All these instructions from the superiors have gone unheeded and NAGRAT continues to be a victim of discrimination, deliberate and sustained marginalisation, hostility and open bias from the GES management led by the Acting Director General, he said.
Alagbo said the discrimination against NAGRAT by the GES was further evident in the non-representation of NAGRAT on the committee, which recently completed the draft of a new GES Act in Sogakope.
In Sogakope, recommendation to replace GNAT and TEWU with several Teacher Associations to recognise NAGRAT and other education workers, was vetoed out by a GES official on grounds that NAGRAT was not known to the GES.

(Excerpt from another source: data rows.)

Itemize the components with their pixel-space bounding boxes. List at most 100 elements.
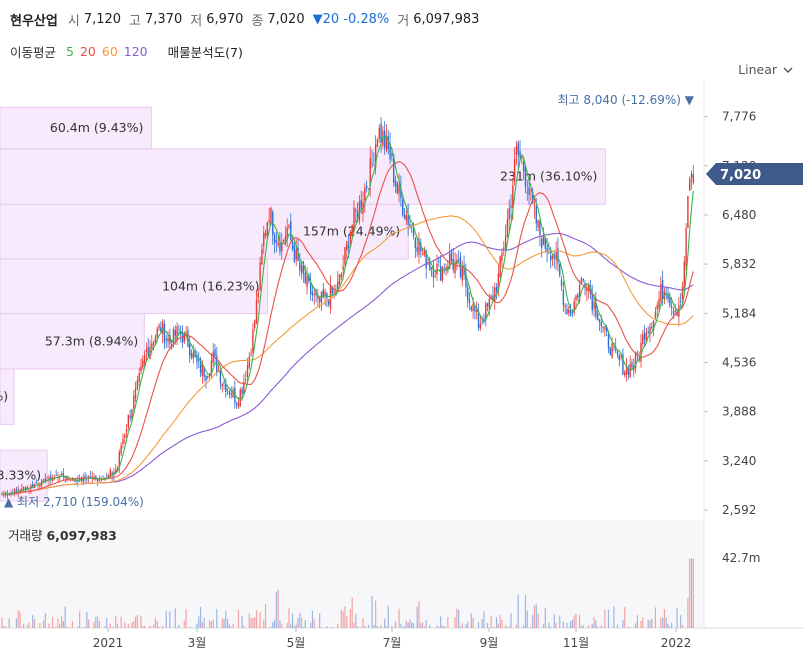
candle-body xyxy=(672,311,675,314)
volume-bar xyxy=(77,626,79,628)
volume-bar xyxy=(676,607,678,628)
candle-body xyxy=(360,199,362,209)
volume-bar xyxy=(555,623,557,628)
candle-body xyxy=(412,228,415,237)
volume-bar xyxy=(604,609,606,628)
volume-bar xyxy=(299,612,301,628)
volume-bar xyxy=(394,621,397,628)
volume-bar xyxy=(405,620,407,628)
candle-body xyxy=(508,207,510,221)
volume-bar xyxy=(263,619,265,628)
volume-bar xyxy=(573,615,575,628)
candle-body xyxy=(403,215,406,219)
candle-body xyxy=(344,247,346,265)
volume-bar xyxy=(438,626,440,628)
candle-body xyxy=(571,312,574,313)
volume-bar xyxy=(436,625,438,628)
volume-bar xyxy=(458,610,460,628)
ma-120[interactable]: 120 xyxy=(123,44,148,59)
volume-bar xyxy=(19,611,21,628)
candle-body xyxy=(681,286,684,300)
min-price-marker: ▲ 최저 2,710 (159.04%) xyxy=(4,495,144,509)
candle-body xyxy=(152,343,155,345)
volume-bar xyxy=(23,623,25,628)
candle-body xyxy=(181,332,184,343)
ma-60[interactable]: 60 xyxy=(101,44,118,59)
candle-body xyxy=(169,335,171,344)
volume-bar xyxy=(62,620,64,628)
volume-bar xyxy=(355,613,357,628)
volume-bar xyxy=(378,627,380,628)
volume-bar xyxy=(367,624,370,628)
volume-bar xyxy=(304,619,306,628)
volume-profile-bar xyxy=(0,203,409,260)
volume-bar xyxy=(15,618,18,628)
candle-body xyxy=(481,321,483,323)
volume-bar xyxy=(387,605,389,628)
volume-bar xyxy=(544,607,546,628)
candle-body xyxy=(593,302,595,309)
moving-average-label[interactable]: 이동평균 xyxy=(10,45,57,60)
candle-body xyxy=(645,333,648,343)
candle-body xyxy=(355,209,357,212)
candle-body xyxy=(689,178,691,191)
candle-body xyxy=(351,224,353,236)
max-price-marker: 최고 8,040 (-12.69%) ▼ xyxy=(557,93,694,107)
candle-body xyxy=(466,287,469,300)
candle-body xyxy=(210,360,213,377)
volume-bar xyxy=(559,615,561,628)
volume-bar xyxy=(228,624,231,628)
volume-bar xyxy=(649,620,651,628)
volume-bar xyxy=(212,619,214,628)
candle-body xyxy=(134,388,137,399)
candle-body xyxy=(380,123,382,143)
volume-bar xyxy=(275,591,277,628)
candle-body xyxy=(55,475,57,476)
volume-title: 거래량 6,097,983 xyxy=(8,528,117,543)
candle-body xyxy=(230,393,232,395)
candle-body xyxy=(436,263,438,275)
candle-body xyxy=(661,280,664,300)
candle-body xyxy=(317,296,319,299)
candle-body xyxy=(304,272,306,283)
ma-20[interactable]: 20 xyxy=(79,44,96,59)
scale-toggle[interactable]: Linear xyxy=(738,62,793,77)
candle-body xyxy=(492,295,494,300)
x-tick-label: 2022 xyxy=(661,636,692,650)
volume-bar xyxy=(131,622,133,628)
candle-body xyxy=(320,291,323,303)
candle-body xyxy=(30,485,32,489)
candle-body xyxy=(44,478,47,482)
volume-bar xyxy=(526,610,528,628)
volume-bar xyxy=(201,621,203,628)
volume-bar xyxy=(421,622,424,628)
volume-bar xyxy=(353,623,355,628)
candle-body xyxy=(580,278,583,284)
candle-body xyxy=(429,263,431,271)
candle-body xyxy=(448,253,451,269)
volume-profile-label[interactable]: 매물분석도(7) xyxy=(167,45,243,60)
candle-body xyxy=(145,349,148,352)
volume-bar xyxy=(210,621,212,628)
candle-body xyxy=(539,221,541,236)
candle-body xyxy=(369,158,371,187)
volume-bar xyxy=(689,558,691,628)
volume-bar xyxy=(647,619,649,628)
candle-body xyxy=(605,327,608,332)
candle-body xyxy=(376,139,379,147)
volume-bar xyxy=(71,620,73,628)
candle-body xyxy=(389,143,391,160)
volume-bar xyxy=(254,617,256,628)
candle-body xyxy=(259,262,261,290)
volume-bar xyxy=(692,558,694,628)
volume-bar xyxy=(400,623,402,628)
volume-bar xyxy=(660,617,662,628)
candle-body xyxy=(235,402,238,405)
ma-5[interactable]: 5 xyxy=(66,44,74,59)
volume-bar xyxy=(465,624,467,628)
y-tick-label: 3,888 xyxy=(722,405,756,419)
candle-body xyxy=(503,247,505,250)
x-tick-label: 2021 xyxy=(93,636,124,650)
candle-body xyxy=(50,476,52,480)
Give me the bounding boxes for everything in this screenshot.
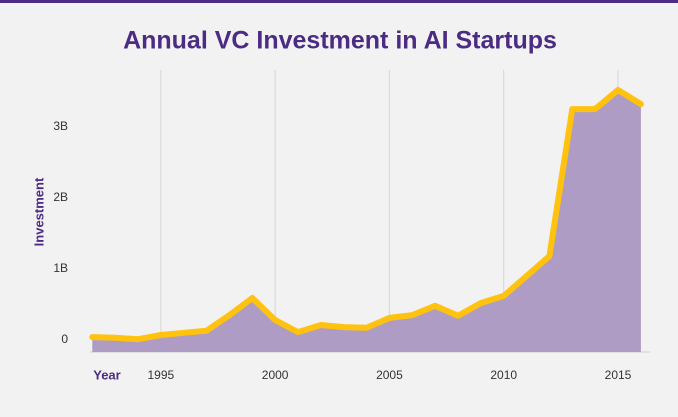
line [89, 86, 644, 343]
top-border [0, 0, 678, 3]
x-tick-label: 2005 [376, 368, 403, 382]
x-axis-label: Year [93, 367, 120, 382]
x-tick-label: 1995 [148, 368, 175, 382]
x-tick-label: 2000 [262, 368, 289, 382]
y-tick-label: 3B [53, 119, 68, 133]
x-tick-label: 2010 [490, 368, 517, 382]
chart-title: Annual VC Investment in AI Startups [123, 27, 557, 55]
area [92, 89, 641, 353]
y-tick-label: 2B [53, 190, 68, 204]
y-axis-label: Investment [31, 177, 46, 246]
y-tick-label: 0 [61, 332, 68, 346]
x-tick-label: 2015 [605, 368, 632, 382]
y-tick-label: 1B [53, 261, 68, 275]
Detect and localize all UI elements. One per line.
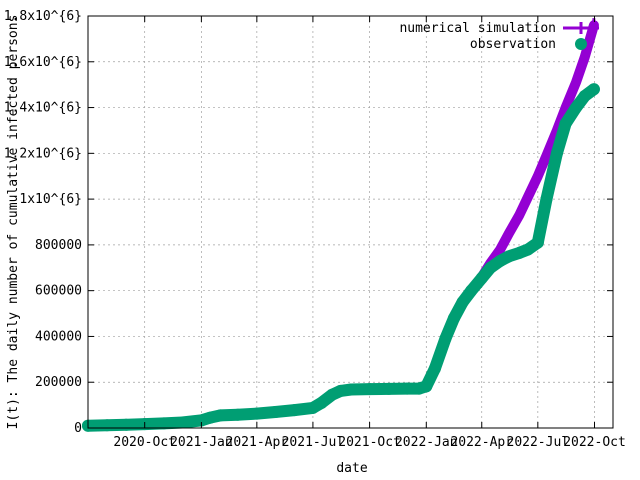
simulation-line: [83, 20, 599, 431]
y-tick-label: 1.4x10^{6}: [4, 101, 82, 116]
observation-point: [456, 296, 469, 309]
observation-point: [214, 409, 227, 422]
x-tick-label: 2021-Jul: [282, 435, 345, 450]
observation-point: [288, 404, 301, 417]
observation-point: [578, 90, 591, 103]
x-axis: 2020-Oct2021-Jan2021-Apr2021-Jul2021-Oct…: [113, 16, 626, 450]
observation-point: [250, 407, 263, 420]
x-axis-label: date: [336, 461, 367, 476]
legend-observation-marker: [575, 38, 587, 50]
observation-point: [540, 193, 553, 206]
observation-point: [570, 101, 583, 114]
observation-point: [101, 419, 114, 432]
grid: [88, 16, 613, 428]
observation-point: [521, 243, 534, 256]
y-tick-label: 1.6x10^{6}: [4, 55, 82, 70]
x-tick-label: 2021-Apr: [226, 435, 289, 450]
observation-point: [420, 380, 433, 393]
x-tick-label: 2020-Oct: [113, 435, 176, 450]
observation-point: [363, 383, 376, 396]
x-tick-label: 2022-Apr: [450, 435, 513, 450]
legend-label: numerical simulation: [399, 21, 556, 36]
x-tick-label: 2022-Oct: [563, 435, 626, 450]
x-tick-label: 2021-Oct: [338, 435, 401, 450]
observation-point: [428, 362, 441, 375]
x-tick-label: 2022-Jan: [395, 435, 458, 450]
y-tick-label: 800000: [35, 238, 82, 253]
x-tick-label: 2022-Jul: [507, 435, 570, 450]
observation-point: [559, 117, 572, 130]
observation-point: [401, 382, 414, 395]
y-axis: 0 200000 400000 600000 800000 1x10^{6} 1.2x10^…: [4, 9, 613, 436]
observation-point: [531, 236, 544, 249]
y-tick-label: 0: [74, 421, 82, 436]
observation-point: [269, 405, 282, 418]
observation-point: [587, 83, 600, 96]
observation-point: [176, 416, 189, 429]
observation-point: [231, 408, 244, 421]
series-group: [83, 18, 599, 431]
y-axis-label: I(t): The daily number of cumulative inf…: [6, 15, 21, 430]
series-layer: [82, 18, 600, 432]
observation-point: [502, 250, 515, 263]
observation-point: [439, 332, 452, 345]
legend-label: observation: [470, 37, 556, 52]
observation-point: [204, 411, 217, 424]
observation-point: [550, 147, 563, 160]
y-tick-label: 200000: [35, 375, 82, 390]
observation-point: [345, 383, 358, 396]
y-tick-label: 1.2x10^{6}: [4, 146, 82, 161]
x-tick-label: 2021-Jan: [170, 435, 233, 450]
observation-point: [120, 418, 133, 431]
observation-point: [448, 312, 461, 325]
y-tick-label: 400000: [35, 329, 82, 344]
series-group: [82, 83, 600, 432]
observation-point: [484, 261, 497, 274]
observation-point: [334, 384, 347, 397]
observation-point: [315, 396, 328, 409]
observation-point: [382, 382, 395, 395]
y-tick-label: 1.8x10^{6}: [4, 9, 82, 24]
y-tick-label: 1x10^{6}: [19, 192, 82, 207]
observation-point: [157, 417, 170, 430]
plot-frame: [87, 15, 614, 429]
observation-point: [475, 272, 488, 285]
observation-point: [465, 284, 478, 297]
y-tick-label: 600000: [35, 284, 82, 299]
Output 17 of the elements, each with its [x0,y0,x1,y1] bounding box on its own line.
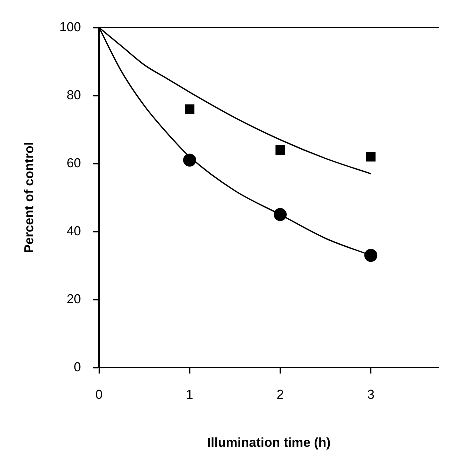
point [183,154,196,167]
y-tick-label: 80 [66,87,82,102]
y-axis-title: Percent of control [21,142,36,254]
x-tick-label: 3 [367,387,375,402]
x-tick-label: 1 [186,387,194,402]
y-tick-label: 60 [66,155,82,170]
x-tick-label: 0 [96,387,103,402]
point [276,145,286,155]
y-tick-label: 20 [66,291,82,306]
point [366,152,376,162]
x-tick-label: 2 [276,387,284,402]
point [185,104,195,114]
x-axis-title: Illumination time (h) [207,434,331,450]
point [364,249,378,262]
y-tick-label: 0 [74,359,82,374]
y-tick-label: 100 [60,19,82,34]
y-tick-label: 40 [66,223,82,238]
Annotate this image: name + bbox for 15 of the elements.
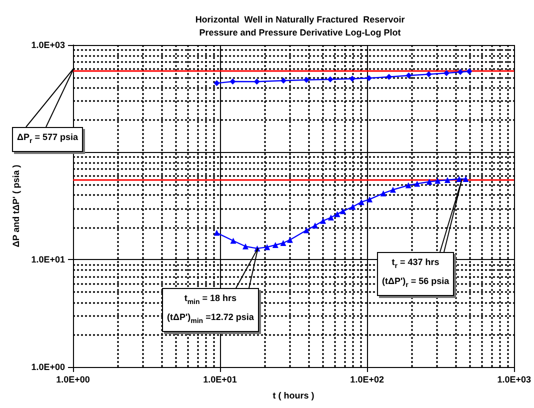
annotation: t$_{r}$ = 437 hrs (390, 256, 440, 272)
annotation: ΔP$_{r}$ = 577 psia (17, 131, 78, 147)
annotation: (tΔP')$_{min}$ =12.72 psia (167, 310, 254, 327)
annotation: (tΔP')$_{r}$ = 56 psia (382, 274, 450, 291)
annotation: t$_{min}$ = 18 hrs (183, 292, 238, 308)
y-tick-label: 1.0E+03 (31, 40, 65, 50)
x-tick-label: 1.0E+00 (56, 374, 90, 384)
x-tick-label: 1.0E+02 (350, 374, 384, 384)
y-tick-label: 1.0E+00 (31, 362, 65, 372)
chart-title: Horizontal Well in Naturally Fractured Reservoir Pressure and Pressure Derivative Log-Log Plot (195, 14, 406, 38)
y-axis-title: ΔP and tΔP' ( psia ) (10, 164, 21, 248)
x-tick-label: 1.0E+01 (203, 374, 237, 384)
y-tick-label: 1.0E+01 (31, 254, 65, 265)
x-axis-title: t ( hours ) (272, 390, 314, 400)
x-tick-label: 1.0E+03 (497, 374, 531, 384)
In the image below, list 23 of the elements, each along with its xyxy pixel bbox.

"We wish to inform the GES top officials that they are out of tune with reality and out of order thinking that NAGRAT is not a legitimate body," he said. "Members of NAGRAT have the constitutional right to belong to any association of their choice or none at all, besides the GES cannot decide who should belong to which association."
He said early this year, the GES Council was reconstituted to include representatives from various institutions both within and outside the education sector, but NAGRAT was conspicuously left out.